Campaign to bring historic Henry VIII tapestry to Bishop Auckland faith museum

A campaign has been launched to make a historic tapestry the centrepiece of a new faith museum opening in Bishop Auckland.

The Burning of the Heathen Books captures the moment Henry VIII broke from Rome declaring himself as head of the Church of England.

It was commissioned by the infamous English monarch around 1535 and was among the most expensive works of art of his reign.

For over 200 years it was thought to be lost but in 2014 it was rediscovered in Spain.

The Burning of the Heathen Books was one of the most expensive works of art commissioned during the reign of King Henry VIII. Credit: S Franses Gallery, London

The Spanish government imposed an export ban on the work, stating it could only return to Britain if purchased by a suitable institution for a price of around £3.55m. A further £1 million is needed for export taxes and other costs.

A campaign to bring the tapestry back to Britain in the Faith Museum in Bishop Auckland is gathering pace with over £350,000 already being crowdfunded.

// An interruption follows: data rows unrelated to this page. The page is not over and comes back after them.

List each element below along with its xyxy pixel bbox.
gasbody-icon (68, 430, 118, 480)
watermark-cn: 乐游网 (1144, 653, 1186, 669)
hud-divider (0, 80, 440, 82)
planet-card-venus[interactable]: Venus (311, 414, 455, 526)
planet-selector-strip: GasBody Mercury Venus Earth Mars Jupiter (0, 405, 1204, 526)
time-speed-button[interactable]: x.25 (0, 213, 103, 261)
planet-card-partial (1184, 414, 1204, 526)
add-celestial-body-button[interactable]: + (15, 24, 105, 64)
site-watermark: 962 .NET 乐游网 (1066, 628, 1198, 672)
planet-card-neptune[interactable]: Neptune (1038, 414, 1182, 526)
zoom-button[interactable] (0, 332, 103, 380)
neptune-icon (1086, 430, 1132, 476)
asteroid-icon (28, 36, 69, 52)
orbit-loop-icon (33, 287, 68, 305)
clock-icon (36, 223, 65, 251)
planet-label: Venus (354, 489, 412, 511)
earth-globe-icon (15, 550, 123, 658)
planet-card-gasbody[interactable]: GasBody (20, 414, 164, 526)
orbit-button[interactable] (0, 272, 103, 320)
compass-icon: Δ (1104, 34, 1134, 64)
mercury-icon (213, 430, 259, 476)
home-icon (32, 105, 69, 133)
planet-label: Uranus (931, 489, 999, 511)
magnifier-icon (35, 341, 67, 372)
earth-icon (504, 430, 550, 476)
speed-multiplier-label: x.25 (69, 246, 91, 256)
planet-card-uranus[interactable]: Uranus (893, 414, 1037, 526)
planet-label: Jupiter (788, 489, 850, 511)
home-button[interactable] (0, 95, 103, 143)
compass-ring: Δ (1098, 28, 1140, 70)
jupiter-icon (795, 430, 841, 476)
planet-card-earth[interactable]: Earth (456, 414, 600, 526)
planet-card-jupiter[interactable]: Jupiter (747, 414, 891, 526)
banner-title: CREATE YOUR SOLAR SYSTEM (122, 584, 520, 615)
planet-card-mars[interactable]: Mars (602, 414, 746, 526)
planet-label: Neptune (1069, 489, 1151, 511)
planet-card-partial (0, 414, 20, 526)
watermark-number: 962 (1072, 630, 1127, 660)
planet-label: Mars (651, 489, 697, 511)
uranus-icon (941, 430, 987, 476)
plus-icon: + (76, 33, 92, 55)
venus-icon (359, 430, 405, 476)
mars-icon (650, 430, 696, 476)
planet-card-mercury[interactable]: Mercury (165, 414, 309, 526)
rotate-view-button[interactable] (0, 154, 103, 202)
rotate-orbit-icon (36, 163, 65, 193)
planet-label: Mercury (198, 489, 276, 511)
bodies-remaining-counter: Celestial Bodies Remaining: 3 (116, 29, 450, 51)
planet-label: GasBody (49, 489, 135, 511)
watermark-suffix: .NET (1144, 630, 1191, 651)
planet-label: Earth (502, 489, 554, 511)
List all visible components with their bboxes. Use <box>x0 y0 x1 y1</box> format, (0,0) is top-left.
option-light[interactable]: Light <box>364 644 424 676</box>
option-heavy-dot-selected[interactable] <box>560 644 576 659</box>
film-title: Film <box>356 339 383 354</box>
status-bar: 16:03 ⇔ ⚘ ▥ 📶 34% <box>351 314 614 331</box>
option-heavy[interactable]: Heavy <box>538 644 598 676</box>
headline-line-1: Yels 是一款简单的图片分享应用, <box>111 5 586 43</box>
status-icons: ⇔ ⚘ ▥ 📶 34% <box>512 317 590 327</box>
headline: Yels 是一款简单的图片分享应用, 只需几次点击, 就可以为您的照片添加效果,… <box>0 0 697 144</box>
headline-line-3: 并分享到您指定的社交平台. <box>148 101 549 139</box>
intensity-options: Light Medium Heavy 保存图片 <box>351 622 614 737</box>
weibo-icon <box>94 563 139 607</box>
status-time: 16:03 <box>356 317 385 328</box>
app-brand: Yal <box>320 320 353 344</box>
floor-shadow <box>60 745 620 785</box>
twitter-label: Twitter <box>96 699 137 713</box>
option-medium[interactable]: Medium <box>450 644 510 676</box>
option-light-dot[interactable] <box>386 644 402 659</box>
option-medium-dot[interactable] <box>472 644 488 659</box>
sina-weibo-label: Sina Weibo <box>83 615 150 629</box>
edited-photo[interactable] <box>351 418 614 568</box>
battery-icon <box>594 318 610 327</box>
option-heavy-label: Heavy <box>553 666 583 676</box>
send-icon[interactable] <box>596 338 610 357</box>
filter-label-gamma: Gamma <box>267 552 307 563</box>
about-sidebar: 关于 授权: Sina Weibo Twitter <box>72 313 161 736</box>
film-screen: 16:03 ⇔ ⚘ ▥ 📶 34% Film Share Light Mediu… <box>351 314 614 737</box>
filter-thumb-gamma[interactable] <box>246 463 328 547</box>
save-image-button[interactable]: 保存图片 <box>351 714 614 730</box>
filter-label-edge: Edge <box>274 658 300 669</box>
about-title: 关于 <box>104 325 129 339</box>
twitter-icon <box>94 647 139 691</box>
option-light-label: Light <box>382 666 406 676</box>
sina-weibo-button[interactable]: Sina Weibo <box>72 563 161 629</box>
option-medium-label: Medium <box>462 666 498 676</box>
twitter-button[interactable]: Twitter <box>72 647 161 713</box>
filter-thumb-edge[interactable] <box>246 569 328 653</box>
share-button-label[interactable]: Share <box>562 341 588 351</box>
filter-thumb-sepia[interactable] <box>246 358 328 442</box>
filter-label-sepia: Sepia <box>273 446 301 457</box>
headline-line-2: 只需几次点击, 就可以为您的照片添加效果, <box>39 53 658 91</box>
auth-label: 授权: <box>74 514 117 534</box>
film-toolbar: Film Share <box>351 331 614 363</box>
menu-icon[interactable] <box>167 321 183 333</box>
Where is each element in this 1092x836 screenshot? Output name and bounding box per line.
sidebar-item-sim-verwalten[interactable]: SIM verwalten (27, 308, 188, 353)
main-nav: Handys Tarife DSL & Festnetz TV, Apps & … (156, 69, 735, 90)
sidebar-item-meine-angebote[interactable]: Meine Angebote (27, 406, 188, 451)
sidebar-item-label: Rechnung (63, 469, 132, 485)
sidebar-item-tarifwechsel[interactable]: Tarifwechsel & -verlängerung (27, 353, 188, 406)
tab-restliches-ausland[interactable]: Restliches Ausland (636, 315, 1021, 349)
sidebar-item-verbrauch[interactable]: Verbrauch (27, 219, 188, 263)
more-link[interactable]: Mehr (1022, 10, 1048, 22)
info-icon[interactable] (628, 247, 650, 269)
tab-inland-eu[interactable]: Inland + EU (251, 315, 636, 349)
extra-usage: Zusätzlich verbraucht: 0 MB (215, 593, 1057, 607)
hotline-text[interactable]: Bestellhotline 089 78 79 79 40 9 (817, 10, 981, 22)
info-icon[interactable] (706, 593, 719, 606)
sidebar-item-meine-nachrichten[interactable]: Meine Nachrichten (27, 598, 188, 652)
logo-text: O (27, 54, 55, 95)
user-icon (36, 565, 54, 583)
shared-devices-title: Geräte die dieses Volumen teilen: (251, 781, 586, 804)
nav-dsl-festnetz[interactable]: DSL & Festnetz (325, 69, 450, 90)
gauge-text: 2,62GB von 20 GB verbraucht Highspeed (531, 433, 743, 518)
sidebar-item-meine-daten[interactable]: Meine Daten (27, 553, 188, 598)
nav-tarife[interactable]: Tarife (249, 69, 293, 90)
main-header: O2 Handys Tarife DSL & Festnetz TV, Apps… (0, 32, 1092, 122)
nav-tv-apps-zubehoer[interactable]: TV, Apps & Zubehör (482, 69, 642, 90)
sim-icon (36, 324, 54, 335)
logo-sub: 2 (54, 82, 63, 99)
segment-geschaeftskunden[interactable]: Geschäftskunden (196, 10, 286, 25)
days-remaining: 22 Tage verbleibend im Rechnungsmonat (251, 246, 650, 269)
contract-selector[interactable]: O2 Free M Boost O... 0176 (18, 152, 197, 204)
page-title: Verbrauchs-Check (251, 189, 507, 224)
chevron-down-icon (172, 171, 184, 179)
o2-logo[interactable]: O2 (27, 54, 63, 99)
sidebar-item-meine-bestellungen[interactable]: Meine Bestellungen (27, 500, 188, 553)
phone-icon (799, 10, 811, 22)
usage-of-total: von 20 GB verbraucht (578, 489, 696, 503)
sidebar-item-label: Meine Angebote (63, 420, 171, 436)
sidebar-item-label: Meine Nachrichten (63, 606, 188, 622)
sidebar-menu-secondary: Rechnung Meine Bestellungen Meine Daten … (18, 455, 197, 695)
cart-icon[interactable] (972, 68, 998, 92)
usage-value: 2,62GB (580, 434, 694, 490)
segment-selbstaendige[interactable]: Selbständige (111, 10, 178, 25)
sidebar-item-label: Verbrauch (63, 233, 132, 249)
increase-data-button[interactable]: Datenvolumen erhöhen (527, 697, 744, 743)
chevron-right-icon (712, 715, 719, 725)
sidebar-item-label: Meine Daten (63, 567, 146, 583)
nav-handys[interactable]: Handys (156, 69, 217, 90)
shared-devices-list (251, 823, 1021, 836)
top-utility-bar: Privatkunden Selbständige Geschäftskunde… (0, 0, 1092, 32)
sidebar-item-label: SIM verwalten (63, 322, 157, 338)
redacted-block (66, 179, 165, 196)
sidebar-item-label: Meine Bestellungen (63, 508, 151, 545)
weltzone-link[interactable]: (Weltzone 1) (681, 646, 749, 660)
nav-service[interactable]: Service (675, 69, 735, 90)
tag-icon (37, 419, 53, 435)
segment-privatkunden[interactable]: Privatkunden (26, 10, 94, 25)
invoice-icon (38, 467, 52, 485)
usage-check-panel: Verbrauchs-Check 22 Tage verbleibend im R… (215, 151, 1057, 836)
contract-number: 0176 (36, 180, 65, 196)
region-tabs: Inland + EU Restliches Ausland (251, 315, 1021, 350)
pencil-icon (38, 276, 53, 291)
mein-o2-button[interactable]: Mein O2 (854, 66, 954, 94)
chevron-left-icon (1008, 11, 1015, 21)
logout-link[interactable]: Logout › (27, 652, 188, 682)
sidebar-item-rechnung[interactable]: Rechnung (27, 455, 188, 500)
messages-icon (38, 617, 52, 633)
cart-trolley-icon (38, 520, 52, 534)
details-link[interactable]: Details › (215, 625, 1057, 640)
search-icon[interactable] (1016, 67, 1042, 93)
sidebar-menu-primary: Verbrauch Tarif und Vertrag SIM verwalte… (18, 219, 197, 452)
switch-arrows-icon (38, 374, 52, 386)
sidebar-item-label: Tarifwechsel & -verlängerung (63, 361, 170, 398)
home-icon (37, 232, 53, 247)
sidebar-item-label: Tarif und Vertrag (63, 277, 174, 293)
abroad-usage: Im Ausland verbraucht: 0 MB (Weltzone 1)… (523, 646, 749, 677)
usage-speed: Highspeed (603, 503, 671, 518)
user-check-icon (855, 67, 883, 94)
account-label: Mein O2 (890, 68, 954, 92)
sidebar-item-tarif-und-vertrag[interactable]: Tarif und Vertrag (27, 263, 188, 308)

Jonathan Ruffer, founder of the Auckland Project, said: "This tapestry needs to come back to England. It needs to be in an appropriate place and Auckland is that appropriate place.

"To come into a building as high status as this and find an object that can match its own authority is astonishing. I can't think of a single item anywhere in the treasure houses of England than the one we want here."

The tapestry is worth £3.55m Credit: S Franses Gallery, London

The campaign has the support of a number of prominent faces of the Church of England including Paul Butler, the Bishop of Durham.

"It would be a wonderful centrepiece for the new museum and draw more people to come to all that's now available in Bishop Auckland," he said.

The Faith Museum, which will be located within the walls of Auckland Castle, will tell the story of 6,000 years of faith in Britain through permanent collections and artefacts loaned from other museums across the country.

It is due to open to the public in October.